Collingbourne Kingston had two public houses until the 1980s; the Windmill Inn is now a private house.

==Education==
The former school, now a bed and breakfast establishment called "The Old School House", was opened in 1845 and served the children of the local farmworkers and craftsmen. It was ahead of its time as universal education was not introduced until thirty years later. The school closed in 1978 and primary age children now attend the school in neighbouring Collingbourne Ducis.

Children of secondary school age are able to attend Pewsey Vale School, The Wellington Academy in Ludgershall and St John's in Marlborough.

==Church and chapel==
The Church of England parish church of Saint Mary is in the centre of the village. In 1344 its dedicatee was Saint John the Baptist but by 1763 it was dedicated to St. Mary. In 1862 it was altered and extensively restored by John Colson. It is an 11th-century Norman building and there is a possibility that it stands on the site of an earlier Saxon church. The oldest features of the church are the round Norman pillars in the nave. Each has a different capital, one with a lady facing the south door. There are four arches to the southern arcade, but only three to the northern one. There is also a canonical sundial on the south wall.

The 13th and 14th centuries gave the church its ornate chancel arch, with four depths of moulded spandrels and foliage capitals set on Purbeck marble piers. An engraving of the church in 1806 shows the original lower ridge of the nave roof, giving a better proportion to its relationship with the fine tower with its carved pinnacles and strange gargoyles. At that time there were only four round clerestory windows on each side of the north and south walls of the nave. In the 1860s the roof was raised and the clerestory windows increased to six on each side; Pevsner writes "The clerestory windows, however, are Victorian, of an oddly playful kind, quite out of keeping with the church or Wiltshire – pentagon and hexagon surrounds and cinquefoils and sexfoils".
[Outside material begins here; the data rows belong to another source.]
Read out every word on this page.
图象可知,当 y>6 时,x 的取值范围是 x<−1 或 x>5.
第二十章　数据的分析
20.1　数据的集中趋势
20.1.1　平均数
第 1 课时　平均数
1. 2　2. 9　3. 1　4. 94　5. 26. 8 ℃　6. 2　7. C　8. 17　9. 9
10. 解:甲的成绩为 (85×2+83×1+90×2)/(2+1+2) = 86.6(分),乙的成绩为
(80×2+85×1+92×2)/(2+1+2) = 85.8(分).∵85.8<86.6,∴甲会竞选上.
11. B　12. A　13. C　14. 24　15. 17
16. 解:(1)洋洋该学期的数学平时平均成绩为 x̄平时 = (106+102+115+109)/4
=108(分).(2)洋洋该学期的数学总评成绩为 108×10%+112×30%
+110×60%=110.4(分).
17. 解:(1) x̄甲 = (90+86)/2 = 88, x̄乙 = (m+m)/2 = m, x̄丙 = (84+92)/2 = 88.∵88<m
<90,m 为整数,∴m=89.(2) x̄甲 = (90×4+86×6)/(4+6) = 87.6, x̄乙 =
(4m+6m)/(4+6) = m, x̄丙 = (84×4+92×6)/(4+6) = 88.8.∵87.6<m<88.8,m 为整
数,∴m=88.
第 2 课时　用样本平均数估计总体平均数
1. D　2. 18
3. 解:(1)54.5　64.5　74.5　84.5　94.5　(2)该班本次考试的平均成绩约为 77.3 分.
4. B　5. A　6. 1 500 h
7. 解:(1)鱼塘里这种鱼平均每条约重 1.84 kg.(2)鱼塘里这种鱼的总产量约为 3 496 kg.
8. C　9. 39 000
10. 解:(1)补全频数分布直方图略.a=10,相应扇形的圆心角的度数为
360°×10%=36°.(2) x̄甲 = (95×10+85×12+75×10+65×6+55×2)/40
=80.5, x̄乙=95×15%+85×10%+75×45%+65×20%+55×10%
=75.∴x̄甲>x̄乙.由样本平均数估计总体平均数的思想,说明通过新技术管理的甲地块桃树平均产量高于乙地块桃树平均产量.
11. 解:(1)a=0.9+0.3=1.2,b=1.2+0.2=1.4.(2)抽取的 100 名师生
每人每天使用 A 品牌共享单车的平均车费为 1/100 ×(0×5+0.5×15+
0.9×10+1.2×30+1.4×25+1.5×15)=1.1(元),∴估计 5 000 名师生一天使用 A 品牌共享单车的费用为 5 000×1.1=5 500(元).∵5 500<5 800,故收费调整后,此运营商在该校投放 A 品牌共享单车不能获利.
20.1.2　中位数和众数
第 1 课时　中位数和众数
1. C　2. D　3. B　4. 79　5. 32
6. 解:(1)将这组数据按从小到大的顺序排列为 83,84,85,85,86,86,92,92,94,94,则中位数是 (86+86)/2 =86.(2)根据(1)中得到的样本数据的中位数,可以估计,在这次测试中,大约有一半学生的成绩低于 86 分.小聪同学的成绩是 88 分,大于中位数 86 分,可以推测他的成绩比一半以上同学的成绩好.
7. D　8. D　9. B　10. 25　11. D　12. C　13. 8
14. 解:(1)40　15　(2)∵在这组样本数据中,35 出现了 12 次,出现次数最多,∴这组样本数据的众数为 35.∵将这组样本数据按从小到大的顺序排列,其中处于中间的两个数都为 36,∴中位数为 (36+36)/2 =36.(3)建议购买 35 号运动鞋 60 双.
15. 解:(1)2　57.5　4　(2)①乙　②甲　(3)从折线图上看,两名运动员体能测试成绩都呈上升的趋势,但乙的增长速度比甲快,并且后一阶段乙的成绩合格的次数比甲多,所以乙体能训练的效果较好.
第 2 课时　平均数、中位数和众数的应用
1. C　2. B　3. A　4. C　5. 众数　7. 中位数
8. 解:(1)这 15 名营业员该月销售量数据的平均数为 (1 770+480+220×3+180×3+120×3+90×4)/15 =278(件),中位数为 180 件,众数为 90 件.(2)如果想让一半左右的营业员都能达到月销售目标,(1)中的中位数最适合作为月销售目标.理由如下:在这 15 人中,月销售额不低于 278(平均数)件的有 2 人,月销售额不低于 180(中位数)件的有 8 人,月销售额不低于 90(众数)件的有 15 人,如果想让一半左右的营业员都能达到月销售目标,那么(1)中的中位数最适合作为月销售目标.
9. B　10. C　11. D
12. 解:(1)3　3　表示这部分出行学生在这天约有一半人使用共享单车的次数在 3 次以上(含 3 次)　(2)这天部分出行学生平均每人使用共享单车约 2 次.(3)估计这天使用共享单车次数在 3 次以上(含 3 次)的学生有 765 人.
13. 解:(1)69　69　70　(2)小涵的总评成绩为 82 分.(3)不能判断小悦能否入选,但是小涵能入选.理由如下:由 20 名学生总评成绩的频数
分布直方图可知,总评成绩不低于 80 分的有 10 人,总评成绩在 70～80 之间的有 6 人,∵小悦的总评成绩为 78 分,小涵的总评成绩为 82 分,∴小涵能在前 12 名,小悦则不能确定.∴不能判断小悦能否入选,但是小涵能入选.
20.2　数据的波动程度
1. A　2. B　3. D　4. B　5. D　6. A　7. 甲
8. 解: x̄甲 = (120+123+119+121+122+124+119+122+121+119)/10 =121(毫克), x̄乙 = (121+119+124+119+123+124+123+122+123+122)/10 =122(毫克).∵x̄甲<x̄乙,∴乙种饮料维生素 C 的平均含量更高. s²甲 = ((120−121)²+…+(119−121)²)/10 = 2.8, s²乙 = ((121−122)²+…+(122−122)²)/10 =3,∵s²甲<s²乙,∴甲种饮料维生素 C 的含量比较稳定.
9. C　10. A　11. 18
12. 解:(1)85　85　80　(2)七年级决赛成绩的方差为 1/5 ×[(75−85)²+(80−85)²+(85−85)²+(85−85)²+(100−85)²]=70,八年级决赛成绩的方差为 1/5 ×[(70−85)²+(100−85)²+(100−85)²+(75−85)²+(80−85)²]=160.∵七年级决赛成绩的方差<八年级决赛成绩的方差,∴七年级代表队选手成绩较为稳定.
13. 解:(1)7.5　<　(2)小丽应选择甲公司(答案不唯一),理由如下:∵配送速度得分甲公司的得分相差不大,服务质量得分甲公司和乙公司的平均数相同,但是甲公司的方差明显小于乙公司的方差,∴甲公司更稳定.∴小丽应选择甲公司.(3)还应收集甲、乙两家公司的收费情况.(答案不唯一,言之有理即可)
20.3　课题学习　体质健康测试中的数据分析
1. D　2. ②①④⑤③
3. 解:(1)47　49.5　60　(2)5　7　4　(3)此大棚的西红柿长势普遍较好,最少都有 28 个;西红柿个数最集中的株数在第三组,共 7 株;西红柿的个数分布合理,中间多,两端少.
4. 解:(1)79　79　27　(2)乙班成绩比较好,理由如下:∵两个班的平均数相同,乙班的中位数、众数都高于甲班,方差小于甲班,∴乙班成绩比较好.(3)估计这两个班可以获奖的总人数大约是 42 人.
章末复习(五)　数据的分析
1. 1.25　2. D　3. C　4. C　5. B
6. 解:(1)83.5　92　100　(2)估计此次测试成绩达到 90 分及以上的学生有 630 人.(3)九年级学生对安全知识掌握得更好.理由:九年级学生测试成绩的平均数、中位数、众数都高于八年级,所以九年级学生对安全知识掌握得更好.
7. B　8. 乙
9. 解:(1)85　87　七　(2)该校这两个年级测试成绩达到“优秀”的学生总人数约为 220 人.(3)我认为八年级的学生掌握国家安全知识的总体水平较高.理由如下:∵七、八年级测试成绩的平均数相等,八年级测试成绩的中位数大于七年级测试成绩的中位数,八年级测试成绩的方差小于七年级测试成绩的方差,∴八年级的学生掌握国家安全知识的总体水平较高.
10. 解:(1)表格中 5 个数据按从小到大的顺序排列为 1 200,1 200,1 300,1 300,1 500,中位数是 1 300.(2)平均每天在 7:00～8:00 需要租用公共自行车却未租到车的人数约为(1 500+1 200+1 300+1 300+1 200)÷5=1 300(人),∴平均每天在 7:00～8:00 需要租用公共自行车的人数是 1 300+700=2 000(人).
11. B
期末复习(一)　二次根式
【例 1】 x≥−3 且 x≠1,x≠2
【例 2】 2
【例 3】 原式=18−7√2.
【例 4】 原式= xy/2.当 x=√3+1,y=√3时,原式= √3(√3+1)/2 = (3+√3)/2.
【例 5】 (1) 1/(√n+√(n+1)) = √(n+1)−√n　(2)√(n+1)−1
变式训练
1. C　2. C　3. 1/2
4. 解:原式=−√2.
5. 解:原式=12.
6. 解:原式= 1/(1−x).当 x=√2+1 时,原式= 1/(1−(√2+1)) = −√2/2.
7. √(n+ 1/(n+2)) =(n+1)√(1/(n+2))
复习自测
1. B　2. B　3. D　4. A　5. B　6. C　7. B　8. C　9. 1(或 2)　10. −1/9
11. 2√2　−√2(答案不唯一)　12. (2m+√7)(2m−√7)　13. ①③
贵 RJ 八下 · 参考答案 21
The Conacher two manual, 1210 pipe organ came from the parish church of Lavenham, Suffolk in 1997. It was blessed by the Bishop of Salisbury who then played a piece by Bach on it. The huge canopied Pile family tomb stands to the right of the altar, and therein lie Gabriel Pile who died in 1626, and his wife Anne. The tower has six bells, the oldest from 1614; the old second bell stands in retirement in the south aisle.

The church is a Grade II* listed building and today forms part of the Savenake grouping of parishes.

Further south in the village is a Wesleyan Methodist chapel built in 1914 to replace an earlier chapel building of 1819. The chapel closed in 1985 and became a private home.

== Former railway ==
The Swindon, Marlborough and Andover Railway was opened through the Bourne valley in 1882, becoming the Midland and South Western Junction Railway in 1884 and part of the Great Western Railway in 1923. The line passed close to the east of Collingbourne Kingston and there was a station at Collingbourne Ducis. In 1932 an unstaffed station, , was opened where the line passed under the road to Brunton, to compete with road transport. The halt closed when the line was closed to passengers in 1961, and subsequently the track was removed.

== Air crash ==
In 1943 a Spitfire aircraft crashed in the village, destroying the roof of a thatched cottage. The American pilot serving with the Air Transport Auxiliary, Hazel Jane Raines, was injured.

==Twinning Association==
  Collingbourne and District are twinned with Le Merlerault in Normandy, France. The twinning agreement was made on 18 April 1992.